N'était-il pas indécent de la part du ministère de l'Intérieur et de la Ville de faire appel du jugement du 2 novembre ? 

Je m'étonne qu'ils l'aient jugé utile. Dans la mesure où ils avaient déjà, avant la décision du Conseil d'Etat, engagé les travaux exigés par la première décision, je crois qu'ils espéraient surtout échapper à la création d'un précédent qui pourrait avoir des conséquences sur d'autres zones. Devant la situation abominable de certains campements, notamment ceux hébergeant des Roms, les pouvoirs publics doivent redouter une sorte d'engrenage. On voit bien l'évolution de notre droit, sous l'influence du droit européen et de la jurisprudence de la Cour européenne des droits de l'homme. Il existe désormais des « obligations positives » : l'Etat ne peut pas se contenter, pour garantir le respect des libertés publiques, de ne pas y porter atteinte lui-même. Il doit agir, prendre les mesures empêchant que d'autres, même des personnes privées, puissent les malmener. Il a obligation de protéger les personnes vivant sur son sol, fussent-elles en situation irrégulière. Il est un peu tôt pour savoir si cette décision sera appliquée à d'autres situations ; il appartiendra au Conseil d'Etat d'offrir ou non une postérité à son raisonnement d'aujourd'hui. 

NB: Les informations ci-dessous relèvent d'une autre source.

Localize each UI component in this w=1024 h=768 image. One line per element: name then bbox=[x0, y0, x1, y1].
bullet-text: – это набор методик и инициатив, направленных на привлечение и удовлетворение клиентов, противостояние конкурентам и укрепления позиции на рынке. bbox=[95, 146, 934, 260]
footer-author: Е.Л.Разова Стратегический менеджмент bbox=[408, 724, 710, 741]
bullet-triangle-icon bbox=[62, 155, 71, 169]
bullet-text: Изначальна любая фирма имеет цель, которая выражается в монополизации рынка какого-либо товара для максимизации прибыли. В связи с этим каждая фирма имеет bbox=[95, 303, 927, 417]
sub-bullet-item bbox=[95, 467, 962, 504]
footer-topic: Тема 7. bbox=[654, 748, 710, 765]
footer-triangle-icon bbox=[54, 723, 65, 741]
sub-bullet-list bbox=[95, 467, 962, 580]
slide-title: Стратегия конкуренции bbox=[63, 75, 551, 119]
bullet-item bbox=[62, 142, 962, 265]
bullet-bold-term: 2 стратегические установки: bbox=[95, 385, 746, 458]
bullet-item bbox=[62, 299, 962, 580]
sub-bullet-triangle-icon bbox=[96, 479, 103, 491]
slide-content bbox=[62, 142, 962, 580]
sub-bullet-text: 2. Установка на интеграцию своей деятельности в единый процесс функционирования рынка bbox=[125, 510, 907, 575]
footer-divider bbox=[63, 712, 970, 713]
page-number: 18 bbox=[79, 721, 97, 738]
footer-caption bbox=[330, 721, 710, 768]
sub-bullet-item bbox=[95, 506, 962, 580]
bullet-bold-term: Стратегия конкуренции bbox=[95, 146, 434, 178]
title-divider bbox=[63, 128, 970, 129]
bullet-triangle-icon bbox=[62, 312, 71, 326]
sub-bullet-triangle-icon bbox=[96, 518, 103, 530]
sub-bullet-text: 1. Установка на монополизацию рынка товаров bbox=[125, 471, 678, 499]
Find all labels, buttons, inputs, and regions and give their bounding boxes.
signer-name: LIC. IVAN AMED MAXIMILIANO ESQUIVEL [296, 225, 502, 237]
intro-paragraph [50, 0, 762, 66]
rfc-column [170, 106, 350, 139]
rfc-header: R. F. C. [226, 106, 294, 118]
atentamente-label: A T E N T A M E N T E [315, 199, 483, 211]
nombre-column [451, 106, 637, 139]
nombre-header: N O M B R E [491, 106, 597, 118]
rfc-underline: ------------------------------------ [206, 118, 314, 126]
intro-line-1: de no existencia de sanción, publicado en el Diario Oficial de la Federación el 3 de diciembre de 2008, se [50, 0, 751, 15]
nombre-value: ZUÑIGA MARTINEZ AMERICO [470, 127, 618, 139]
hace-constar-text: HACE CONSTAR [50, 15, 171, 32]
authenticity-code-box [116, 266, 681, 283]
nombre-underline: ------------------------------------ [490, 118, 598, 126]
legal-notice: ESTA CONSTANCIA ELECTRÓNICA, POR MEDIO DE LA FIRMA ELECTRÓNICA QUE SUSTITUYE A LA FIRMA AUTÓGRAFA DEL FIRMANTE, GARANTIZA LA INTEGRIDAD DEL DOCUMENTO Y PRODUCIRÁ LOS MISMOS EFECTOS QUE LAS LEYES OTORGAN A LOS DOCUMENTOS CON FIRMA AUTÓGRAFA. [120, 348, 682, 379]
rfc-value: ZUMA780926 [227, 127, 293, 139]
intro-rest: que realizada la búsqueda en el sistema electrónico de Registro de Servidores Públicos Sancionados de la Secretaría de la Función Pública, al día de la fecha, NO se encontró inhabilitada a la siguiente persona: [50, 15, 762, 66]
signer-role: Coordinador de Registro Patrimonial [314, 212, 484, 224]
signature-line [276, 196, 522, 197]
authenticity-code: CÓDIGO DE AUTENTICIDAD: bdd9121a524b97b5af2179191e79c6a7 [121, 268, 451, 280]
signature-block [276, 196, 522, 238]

Le climat sécuritaire après les attentats parisiens du 13 novembre risque-t-il d'aggraver encore les tensions à Calais ?

Je constate avec soulagement que la loi sur l'état d'urgence ne conduit pas à une chasse aux étrangers, à des arrestations ou perquisitions massives à leur encontre. Bien sûr, certains réclament leur expulsion, c'est leur fonds de commerce de jeter de l'huile sur le feu, mais je ne crois pas que l'état d'urgence aggrave réellement les choses, même s'il faut rester vigilant. En revanche, la situation de Calais est inextricable. C'est un abcès de fixation depuis 20 ans – avant la jungle, il y avait Sangatte (camp ouvert en 1999 et fermé en 2002, NDLR) – et, en l'état actuel, il n'y a pas de solution. Ces gens pénètrent dans l'espace Schengen dans l'espoir de le quitter pour le Royaume-Uni, qui n'en veut pas. Et nous gardons les frontières.